In recent years I have routinely railed against the rise of player opt-out clauses in long-term contracts, at least as far as the sense it makes for teams to agree to them. My main complaint has been that an opt-out clause gives all of the upside to the player regardless of how he performs in the future: if he under-performs, he still gets the big up-front multi-year guarantee; if he performs as the team hopes he will, he can (and always) does opt of out of the deal after a few years and sets himself up for another bite at the huge free agent contract apple.
Needless to say, these deals almost always mean that the teams giving the opt-out clause (usually the Yankees and the Dodgers) have to eat several years at the end of the last contract where they are paying out $20 million plus per season for very little performance. The opt-out clauses haven’t made a lot of sense to me, because the teams with the resources to make these kinds of deals usually end up making the biggest initial guarantee in the first contract and don’t, at least on the surface, need to provide the opt-out.
However, something that I was looking at today has made me re-think my position somewhat. Fangraphs has been providing player “values” going back to 2002, and what I noticed to today is that the “values” of the very best players has escalated sharply during that time.
From 2002 through 2006, five players had assigned values of $40 million plus, or exactly one per season. None of those five player seasons had a value as high as $50 million, although Barry Bonds came close a couple of times. Since 2007, the number of $40 million plus season values has exploded, with the following number of players valued at more than $40 million each season between 2007 and 2014: 6, 13, 15, 6, 30, 12, 25 and 26. The most valuable player seasons now top out with assigned values of more than $70 million.
On the other hand, player contracts, while steadily growing, don’t seem to have kept up with the values assigned by fangraphs, at least for the very best players. Yes, Giancarlo Stanton became the first player to receive a $300 million guarantee, but his contract covers 13 seasons and he’s still only 25, so he can be expected to have some very high value seasons in the future, at least if he can stay healthy.
Miguel Cabrera and Clayton Kershaw signed long-term deals that legitimately pay them over $30 million a season. However, the overall size of the guarantees aren’t a big as the contracts Alex Rodriguez signed before the 2001 and 2008 seasons respectively.
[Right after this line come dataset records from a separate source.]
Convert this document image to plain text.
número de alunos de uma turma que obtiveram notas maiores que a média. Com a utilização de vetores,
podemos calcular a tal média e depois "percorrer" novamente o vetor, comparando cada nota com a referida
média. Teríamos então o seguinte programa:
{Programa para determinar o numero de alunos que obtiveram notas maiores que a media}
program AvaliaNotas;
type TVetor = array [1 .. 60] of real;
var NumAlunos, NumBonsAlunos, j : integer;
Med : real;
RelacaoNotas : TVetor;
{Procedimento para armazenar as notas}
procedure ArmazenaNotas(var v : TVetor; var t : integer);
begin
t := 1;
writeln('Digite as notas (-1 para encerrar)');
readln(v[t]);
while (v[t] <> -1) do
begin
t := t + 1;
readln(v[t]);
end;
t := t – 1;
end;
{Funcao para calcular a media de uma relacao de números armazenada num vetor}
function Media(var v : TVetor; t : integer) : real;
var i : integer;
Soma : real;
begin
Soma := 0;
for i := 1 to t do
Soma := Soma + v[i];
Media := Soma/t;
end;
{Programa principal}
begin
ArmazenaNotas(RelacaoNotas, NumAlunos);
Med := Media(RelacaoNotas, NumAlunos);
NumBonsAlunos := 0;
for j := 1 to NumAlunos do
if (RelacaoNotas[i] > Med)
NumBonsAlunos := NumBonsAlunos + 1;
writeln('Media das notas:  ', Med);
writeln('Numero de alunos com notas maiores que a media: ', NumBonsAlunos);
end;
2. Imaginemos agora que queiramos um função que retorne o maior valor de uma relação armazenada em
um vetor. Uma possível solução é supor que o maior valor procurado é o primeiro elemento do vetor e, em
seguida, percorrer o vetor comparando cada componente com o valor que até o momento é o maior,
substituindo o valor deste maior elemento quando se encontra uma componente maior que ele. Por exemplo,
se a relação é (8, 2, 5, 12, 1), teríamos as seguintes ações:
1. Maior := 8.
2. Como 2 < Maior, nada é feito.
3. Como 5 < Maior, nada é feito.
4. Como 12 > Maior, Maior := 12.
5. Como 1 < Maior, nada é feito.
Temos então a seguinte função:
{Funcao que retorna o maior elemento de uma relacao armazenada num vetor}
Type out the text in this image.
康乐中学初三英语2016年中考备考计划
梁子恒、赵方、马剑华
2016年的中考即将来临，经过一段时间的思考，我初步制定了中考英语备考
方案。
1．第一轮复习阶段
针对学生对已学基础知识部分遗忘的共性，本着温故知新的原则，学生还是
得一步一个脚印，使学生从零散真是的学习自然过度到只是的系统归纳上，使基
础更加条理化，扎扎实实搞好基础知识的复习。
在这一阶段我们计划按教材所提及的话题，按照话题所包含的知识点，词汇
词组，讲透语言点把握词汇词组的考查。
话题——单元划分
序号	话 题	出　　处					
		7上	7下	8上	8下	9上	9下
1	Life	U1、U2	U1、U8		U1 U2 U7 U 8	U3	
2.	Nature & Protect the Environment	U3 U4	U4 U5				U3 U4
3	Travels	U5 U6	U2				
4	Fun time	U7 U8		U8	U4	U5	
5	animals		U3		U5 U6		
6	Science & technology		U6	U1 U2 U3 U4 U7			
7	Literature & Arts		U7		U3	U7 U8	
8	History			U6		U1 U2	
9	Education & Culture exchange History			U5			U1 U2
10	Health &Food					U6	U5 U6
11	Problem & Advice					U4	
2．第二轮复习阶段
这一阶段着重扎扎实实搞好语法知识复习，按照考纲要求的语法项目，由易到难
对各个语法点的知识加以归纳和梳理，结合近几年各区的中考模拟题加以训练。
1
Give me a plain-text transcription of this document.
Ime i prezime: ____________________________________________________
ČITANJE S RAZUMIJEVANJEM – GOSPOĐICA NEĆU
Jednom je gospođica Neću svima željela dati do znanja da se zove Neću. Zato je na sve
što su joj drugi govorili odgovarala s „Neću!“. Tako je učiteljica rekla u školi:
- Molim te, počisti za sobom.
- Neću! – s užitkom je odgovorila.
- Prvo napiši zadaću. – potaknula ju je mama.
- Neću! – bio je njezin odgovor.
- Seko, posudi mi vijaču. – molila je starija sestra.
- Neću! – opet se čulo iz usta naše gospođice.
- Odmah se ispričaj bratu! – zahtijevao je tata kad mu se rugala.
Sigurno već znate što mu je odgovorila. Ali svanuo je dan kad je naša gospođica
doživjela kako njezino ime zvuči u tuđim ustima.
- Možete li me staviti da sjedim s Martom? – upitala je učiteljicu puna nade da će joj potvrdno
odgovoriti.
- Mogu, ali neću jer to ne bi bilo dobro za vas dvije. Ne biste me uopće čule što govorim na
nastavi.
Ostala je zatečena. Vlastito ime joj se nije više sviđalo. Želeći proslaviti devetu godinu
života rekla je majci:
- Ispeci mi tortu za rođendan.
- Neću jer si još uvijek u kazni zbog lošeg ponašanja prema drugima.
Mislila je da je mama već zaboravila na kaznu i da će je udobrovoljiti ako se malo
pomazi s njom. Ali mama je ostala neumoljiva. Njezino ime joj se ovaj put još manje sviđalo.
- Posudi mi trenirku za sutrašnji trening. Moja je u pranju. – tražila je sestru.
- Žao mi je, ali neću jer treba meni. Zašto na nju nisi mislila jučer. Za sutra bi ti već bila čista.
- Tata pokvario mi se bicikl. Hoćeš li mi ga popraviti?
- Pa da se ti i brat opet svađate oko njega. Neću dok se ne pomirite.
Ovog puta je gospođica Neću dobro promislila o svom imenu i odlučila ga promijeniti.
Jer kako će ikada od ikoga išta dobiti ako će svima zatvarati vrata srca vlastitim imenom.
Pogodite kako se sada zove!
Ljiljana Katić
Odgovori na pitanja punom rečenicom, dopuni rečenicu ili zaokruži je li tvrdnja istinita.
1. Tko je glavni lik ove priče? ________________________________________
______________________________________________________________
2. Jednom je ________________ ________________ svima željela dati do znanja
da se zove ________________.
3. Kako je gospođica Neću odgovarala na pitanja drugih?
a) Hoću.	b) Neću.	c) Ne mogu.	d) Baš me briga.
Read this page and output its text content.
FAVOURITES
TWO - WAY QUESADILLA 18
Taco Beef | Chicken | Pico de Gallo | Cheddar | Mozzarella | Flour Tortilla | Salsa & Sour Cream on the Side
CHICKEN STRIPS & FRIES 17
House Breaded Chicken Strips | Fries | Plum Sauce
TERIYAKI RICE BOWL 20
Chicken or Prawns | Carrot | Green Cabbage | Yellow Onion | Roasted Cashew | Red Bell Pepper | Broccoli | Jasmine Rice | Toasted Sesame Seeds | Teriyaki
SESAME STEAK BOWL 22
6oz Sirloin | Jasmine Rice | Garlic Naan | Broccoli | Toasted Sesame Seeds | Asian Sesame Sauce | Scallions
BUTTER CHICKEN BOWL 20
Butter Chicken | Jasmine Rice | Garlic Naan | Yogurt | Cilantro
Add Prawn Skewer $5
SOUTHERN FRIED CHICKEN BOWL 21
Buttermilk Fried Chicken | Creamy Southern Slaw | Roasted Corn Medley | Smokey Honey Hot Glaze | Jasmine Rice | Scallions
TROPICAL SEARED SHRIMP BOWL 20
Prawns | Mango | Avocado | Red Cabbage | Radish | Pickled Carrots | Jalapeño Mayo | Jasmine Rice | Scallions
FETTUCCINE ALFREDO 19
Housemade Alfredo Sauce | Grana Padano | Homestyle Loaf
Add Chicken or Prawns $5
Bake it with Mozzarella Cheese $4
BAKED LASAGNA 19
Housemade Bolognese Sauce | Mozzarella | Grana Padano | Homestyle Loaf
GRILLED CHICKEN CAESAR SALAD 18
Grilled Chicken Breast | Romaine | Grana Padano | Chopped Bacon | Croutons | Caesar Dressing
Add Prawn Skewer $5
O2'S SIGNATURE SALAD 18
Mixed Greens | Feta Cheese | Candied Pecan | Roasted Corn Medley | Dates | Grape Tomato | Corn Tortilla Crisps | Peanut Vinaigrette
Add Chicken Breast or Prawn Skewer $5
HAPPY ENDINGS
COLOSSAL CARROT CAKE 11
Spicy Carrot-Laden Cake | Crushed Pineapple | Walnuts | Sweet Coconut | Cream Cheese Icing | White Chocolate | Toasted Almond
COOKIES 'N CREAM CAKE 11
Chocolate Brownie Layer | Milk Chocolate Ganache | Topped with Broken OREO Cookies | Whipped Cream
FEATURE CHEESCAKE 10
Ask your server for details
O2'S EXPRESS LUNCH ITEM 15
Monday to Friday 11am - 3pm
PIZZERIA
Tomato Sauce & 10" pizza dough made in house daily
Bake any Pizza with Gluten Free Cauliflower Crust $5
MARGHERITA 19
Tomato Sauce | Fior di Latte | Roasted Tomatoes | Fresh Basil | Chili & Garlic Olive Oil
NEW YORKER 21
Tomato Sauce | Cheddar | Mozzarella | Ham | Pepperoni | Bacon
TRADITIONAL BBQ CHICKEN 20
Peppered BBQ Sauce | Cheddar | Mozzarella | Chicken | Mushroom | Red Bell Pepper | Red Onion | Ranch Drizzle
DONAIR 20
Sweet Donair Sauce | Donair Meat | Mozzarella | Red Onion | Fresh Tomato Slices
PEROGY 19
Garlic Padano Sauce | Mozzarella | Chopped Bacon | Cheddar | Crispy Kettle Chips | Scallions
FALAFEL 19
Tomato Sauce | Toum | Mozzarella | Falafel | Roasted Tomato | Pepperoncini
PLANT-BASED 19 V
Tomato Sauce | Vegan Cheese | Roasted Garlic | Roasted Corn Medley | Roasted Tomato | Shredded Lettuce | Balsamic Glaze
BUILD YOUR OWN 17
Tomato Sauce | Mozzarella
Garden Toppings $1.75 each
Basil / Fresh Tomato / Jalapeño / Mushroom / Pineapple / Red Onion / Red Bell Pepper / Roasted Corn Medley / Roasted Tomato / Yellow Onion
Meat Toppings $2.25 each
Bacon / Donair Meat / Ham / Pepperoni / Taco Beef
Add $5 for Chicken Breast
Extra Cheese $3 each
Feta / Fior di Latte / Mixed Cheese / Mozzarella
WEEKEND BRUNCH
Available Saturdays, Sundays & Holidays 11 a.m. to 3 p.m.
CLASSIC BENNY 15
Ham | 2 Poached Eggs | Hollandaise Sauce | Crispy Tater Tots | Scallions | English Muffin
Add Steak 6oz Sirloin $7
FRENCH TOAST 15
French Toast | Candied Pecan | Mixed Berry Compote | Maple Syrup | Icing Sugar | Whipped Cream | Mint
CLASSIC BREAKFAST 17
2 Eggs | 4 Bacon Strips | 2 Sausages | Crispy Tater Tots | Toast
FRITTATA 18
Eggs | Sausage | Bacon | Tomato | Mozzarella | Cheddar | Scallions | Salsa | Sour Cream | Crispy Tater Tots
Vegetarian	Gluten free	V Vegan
Salaries should begin to escalate rapidly the next few years, at least if the fangraph values are reasonably accurate and based on the relative value of players compared to the total value of all major league salaries each season. The Great Recession and the rise of teams locking in young stars to long-term contracts at below market rates early in their careers are presumably the major reasons why salaries haven’t risen even more in recent years. Teams may have been afraid to spend on free agents after the Crash above and beyond the actual short-term damage to their revenue streams, and signing youngsters to long-term deals is attractive to many young players because it acts as an insurance policy against future injuries — they take less money because they are guaranteed a relative windfall no matter what happens in the future.
Anyway, if salaries are not, in fact, keeping up with the legitimate values of the very best players, then the opt-out clauses make a lot more sense. If Clayton Kershaw is really worth $50 million plus per season, why would he accept a long-term deal for a little more than $30 million a year, unless he could opt out somewhere down the line when salaries have become closer to the actual value of Kershaw’s past performances?
At any rate, in the case of the Dodgers contracts with Kershaw and Zack Greinke, the opt out clauses probably convinced the former ace not to test the free agent market as soon as he otherwise could have and saved the team money on the front end guarantee with the latter ace. In the case of the Marlins and Giancarlo Stanton, if Stanton opts out after the 2020 season, the Marlins will almost certainly let him sell his talents to another team, and they will have received his age 25 through 30 seasons for what is now a bargain price of $107 million.
With the year he’s having, the Dodgers will be under a lot of pressure to re-sign Greinke this off-season to a contract that they will probably regret in its later years. However, the Dodgers got well more than what they paid for in his first three years in Dodger Blue.